Esta es la oración de la mañana con que yo aprendí a ofrecer el día en mi adolescencia:
Señor Jesús:
Te entrego mis manos para hacer tu trabajo.
Te entrego mis pies para seguir tu camino.
Te entrego mis ojos para ver como tú ves.
Te entrego mi lengua para hablar tus palabras.
Te entrego mi mente para que tú pienses en mí.
Te entrego mi espíritu para que tú ores en mí.
Sobre todo te entrego mi corazón para que en mí ames a tu Padre y a todos los hombres.
Te entrego todo mi ser para que crezcas tú en mí, para que seas tú, Cristo, quien viva, trabaje y ore en mí.
Amén.
Ofrezco otras dos oraciones muy bellas que pueden servirte:
* ¡Dios mío! Te ofrezco todas mis acciones de hoy, según las intenciones del Sagrado Corazón de Jesús, y sólo para su gloria.

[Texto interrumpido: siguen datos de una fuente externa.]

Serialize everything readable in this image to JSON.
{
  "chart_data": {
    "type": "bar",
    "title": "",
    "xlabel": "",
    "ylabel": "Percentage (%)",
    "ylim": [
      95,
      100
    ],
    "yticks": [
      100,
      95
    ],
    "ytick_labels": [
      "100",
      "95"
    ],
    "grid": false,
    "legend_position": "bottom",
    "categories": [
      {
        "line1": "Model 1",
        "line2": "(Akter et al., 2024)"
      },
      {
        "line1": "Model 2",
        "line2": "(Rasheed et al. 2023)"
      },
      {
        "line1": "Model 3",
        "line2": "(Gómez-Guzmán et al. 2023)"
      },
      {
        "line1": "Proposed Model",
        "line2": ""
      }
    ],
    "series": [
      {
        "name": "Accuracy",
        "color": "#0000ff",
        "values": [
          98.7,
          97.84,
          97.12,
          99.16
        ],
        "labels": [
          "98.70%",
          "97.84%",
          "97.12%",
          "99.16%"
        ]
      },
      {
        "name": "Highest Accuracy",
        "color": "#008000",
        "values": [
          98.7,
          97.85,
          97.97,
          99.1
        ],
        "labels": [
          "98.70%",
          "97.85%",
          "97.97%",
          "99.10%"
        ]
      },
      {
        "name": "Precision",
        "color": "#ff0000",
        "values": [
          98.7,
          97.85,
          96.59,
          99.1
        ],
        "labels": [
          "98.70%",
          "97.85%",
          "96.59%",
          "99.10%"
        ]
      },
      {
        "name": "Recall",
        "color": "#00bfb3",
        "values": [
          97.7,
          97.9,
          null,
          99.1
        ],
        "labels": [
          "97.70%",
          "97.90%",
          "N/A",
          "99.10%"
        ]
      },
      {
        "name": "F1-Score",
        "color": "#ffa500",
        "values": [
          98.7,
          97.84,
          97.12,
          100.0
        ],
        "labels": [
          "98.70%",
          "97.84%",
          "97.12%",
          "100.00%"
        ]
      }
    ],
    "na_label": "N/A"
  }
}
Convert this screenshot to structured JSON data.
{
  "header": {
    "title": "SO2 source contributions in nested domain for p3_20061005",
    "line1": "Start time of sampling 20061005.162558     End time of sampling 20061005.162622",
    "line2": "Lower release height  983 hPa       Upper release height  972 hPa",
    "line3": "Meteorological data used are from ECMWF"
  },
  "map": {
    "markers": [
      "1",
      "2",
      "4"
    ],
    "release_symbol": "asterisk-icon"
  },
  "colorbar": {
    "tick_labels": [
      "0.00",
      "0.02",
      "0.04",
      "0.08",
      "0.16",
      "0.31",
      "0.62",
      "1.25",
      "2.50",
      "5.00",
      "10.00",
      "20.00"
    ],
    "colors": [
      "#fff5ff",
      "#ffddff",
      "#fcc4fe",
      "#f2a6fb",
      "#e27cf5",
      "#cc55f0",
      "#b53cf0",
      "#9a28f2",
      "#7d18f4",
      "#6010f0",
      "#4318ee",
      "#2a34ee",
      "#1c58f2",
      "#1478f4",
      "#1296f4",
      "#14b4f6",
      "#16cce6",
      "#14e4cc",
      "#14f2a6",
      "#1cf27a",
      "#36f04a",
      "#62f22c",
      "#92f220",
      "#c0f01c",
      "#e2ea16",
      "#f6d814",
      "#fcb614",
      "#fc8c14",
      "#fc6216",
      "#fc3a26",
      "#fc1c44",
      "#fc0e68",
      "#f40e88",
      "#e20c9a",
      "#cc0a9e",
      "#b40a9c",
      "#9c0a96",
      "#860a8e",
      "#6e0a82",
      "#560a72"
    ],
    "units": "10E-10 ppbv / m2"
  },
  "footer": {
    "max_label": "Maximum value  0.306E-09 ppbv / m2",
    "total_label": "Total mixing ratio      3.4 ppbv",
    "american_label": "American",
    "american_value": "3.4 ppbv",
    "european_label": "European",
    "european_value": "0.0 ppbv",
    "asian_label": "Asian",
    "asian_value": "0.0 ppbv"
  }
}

Quiero santificar los latidos de mi corazón, mis pensamientos y mis
obras, por más insignificantes que sean, uniéndolas a sus méritos
infinitos, y para reparar mis faltas, arrojándolas en la inmensa
hoguera de su Amor Misericordioso.
¡Oh Dios mío! te pido para mí y para mis seres queridos, la gracia
de cumplir, con toda perfección, tu santa voluntad y aceptar,
por tu amor, las alegrías y las penas de esta vida pasajera,
para que un día estemos reunidos en el Cielo por toda la
eternidad. Amén
(Santa Teresa del Niño Jesús)
* Padre, me pongo en tus manos, haz de mí lo que quieras, sea lo que sea, te doy las gracias. Estoy dispuesto a todo, lo acepto todo, con tal que tu voluntad se cumpla en mí, y en todas tus criaturas. No deseo nada más, Padre. Te confío mi alma, te la doy con todo el amor de que soy capaz, porque te amo y necesito darme a Ti, ponerme en tus manos sin medida, con una infinita confianza, porque Tú eres mi Padre.
(Charles de Foucauld).
Ojalá cada mañana puedas dedicarle al Señor al menos un minuto de calidad para decirle que le amas con todo tu corazón, con toda tu alma y con toda tu mente (cf Mt 22,37) Y cuando digo un minuto de calidad no estoy diciendo que no se pueden rezar las oraciones de la mañana mientras te vistes, o de camino a la universidad o al trabajo, lo que quiero decir es que es incomparable el valor y el poder de un minuto con la atención y el corazón centrados totalmente en Dios.
Hay quienes se arrodillan ante el crucifijo antes de salir de casa, lo besan y con una simple mirada llena de fe, amor y confianza le dicen al Señor mucho más de lo que pueden expresar mil palabras.